Uma metáfora para refletir sobre o que fazer para dar sentido à vida. [By Mauro Henrique Toledo]

[Experimento da rã]   Momento 1 – Pegue uma panela com água, leve ao fogo, quando a água ferver coloque uma rã dentro. O que vai acontecer? A rã vai se mandar, claro. Momento 2 – Uma panela com água fria, coloque a rã dentro. O que acontece? A rã se acomoda à água fria. Agora, acenda o fogo. Aos poucos a água vai esquentando e a rã em vez de pular fora, vai se acomodando ao calor da água. E dalí não sai até morrer fervida!

[Razão da metáfora] Há pessoas-rã que estão no momento 2. Acomodadas à zona de conforto-desconforto. Vão permanecendo no emprego, mesmo limitadas em responsabilidades, possibilidades de aprendizagem, promoção e satisfação. Mantêm um casamento, mesmo que pouco se falem, nada se escutem, nem se toquem e não mais compartilhem interesses e inquietudes. Na empresa continuam a trabalhar da mesma maneira, ainda que estejam perdendo clientes, qualidade de vida, desempenho e faturamento.

[Reflexão] A água vai esquentando, a situação vai piorando e a pessoa responde aos acontecimentos através do paradigma “Problema-reação”. Ela reage (ou não) apenas para reduzir o nível de medo, estresse ou ansiedade. A pessoa não reflete sobre as conseqüências para o futuro: sua a morte progressiva no processo de fervura. Tem um problema? Vai lá, dá um jeitinho, varre pra debaixo do tapete e pronto, “se engana” que gosta. Atua apenas para resolver o problema daquele momento e voltar à normalidade, vivendo na águinha morna do dia-a-dia. Não observa suas ações com distanciamento, de tão acomodada na “panela da sobrevivência”.

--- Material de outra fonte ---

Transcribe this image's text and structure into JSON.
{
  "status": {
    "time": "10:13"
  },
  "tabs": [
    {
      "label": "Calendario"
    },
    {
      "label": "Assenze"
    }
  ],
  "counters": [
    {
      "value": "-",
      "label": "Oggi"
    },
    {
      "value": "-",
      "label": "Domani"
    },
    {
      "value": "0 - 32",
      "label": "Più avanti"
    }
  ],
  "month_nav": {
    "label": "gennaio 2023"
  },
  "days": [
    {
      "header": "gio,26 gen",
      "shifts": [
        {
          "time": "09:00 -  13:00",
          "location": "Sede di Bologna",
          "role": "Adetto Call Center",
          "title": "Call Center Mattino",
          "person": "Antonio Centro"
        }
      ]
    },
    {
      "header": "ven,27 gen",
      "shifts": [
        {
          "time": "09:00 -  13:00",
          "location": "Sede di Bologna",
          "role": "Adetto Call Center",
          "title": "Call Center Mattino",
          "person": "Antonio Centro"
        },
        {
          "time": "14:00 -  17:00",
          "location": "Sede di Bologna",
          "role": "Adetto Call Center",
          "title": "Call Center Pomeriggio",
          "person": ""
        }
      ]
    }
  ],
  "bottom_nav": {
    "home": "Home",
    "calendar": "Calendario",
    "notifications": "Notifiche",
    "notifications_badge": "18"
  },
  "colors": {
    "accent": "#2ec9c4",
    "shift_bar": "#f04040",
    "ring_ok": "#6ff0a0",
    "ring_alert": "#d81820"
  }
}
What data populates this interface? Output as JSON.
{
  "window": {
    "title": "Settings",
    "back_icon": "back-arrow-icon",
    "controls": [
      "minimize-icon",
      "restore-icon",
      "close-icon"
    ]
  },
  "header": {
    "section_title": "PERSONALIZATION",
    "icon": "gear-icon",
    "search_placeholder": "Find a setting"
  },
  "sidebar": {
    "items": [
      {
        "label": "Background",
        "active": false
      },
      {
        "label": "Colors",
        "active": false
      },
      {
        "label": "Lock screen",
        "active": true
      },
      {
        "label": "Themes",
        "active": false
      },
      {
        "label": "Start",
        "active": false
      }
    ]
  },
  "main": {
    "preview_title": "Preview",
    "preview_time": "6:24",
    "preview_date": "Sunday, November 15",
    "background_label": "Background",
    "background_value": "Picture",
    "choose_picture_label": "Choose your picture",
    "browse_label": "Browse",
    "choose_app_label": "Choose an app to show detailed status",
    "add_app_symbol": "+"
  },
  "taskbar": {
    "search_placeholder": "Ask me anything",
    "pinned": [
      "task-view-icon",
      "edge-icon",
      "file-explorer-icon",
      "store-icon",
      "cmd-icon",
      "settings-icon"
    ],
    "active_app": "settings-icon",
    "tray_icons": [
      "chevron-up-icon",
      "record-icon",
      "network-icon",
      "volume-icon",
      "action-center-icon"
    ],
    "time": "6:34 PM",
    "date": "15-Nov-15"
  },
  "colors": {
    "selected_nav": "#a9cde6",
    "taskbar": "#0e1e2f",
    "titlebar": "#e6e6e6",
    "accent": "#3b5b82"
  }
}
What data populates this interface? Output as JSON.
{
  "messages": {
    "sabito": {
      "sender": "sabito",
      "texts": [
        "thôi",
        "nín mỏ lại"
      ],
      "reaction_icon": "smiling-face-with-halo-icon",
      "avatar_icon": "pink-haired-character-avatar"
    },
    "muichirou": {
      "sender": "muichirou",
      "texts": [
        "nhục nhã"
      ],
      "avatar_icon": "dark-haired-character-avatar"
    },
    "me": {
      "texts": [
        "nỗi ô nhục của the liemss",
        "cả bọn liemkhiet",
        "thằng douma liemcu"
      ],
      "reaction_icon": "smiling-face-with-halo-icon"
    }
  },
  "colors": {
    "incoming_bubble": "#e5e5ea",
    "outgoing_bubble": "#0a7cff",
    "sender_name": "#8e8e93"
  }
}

[Solução] Pular fora do paradigma “Problema-reação” e atuar sob o paradigma do “Resultado-criativo”.  Esta é a competência de construir-se como ser humano, construir a vida e saber-se responsável por ela, através de ações guiadas por objetivos claros, confiança, amor e respeito a si mesmo e aos outros. É a visão de dialoga para viver de maneira plena em todos os sentidos: “sentido” de direção e foco; o “sentido” de sentir-se e perceber-se vivo e o “sentido” de significados. Esse novo modo de observar-se a si mesmo, refletir e agir através de diálogos construtivos com os outros torna possível atingir resultados extraordinários e sustentáveis.

Obs.: Essa história da Rã foi citada no livro “A quinta disciplina” de Peter Senge e depois Manfred Kets de Vries incluiu em “Life and Death in the Executive Fast Lane“. Agradeço a Pablo Tovar (coach espanhol) pela indicação do texto e sua aplicação ao contexto metafórico.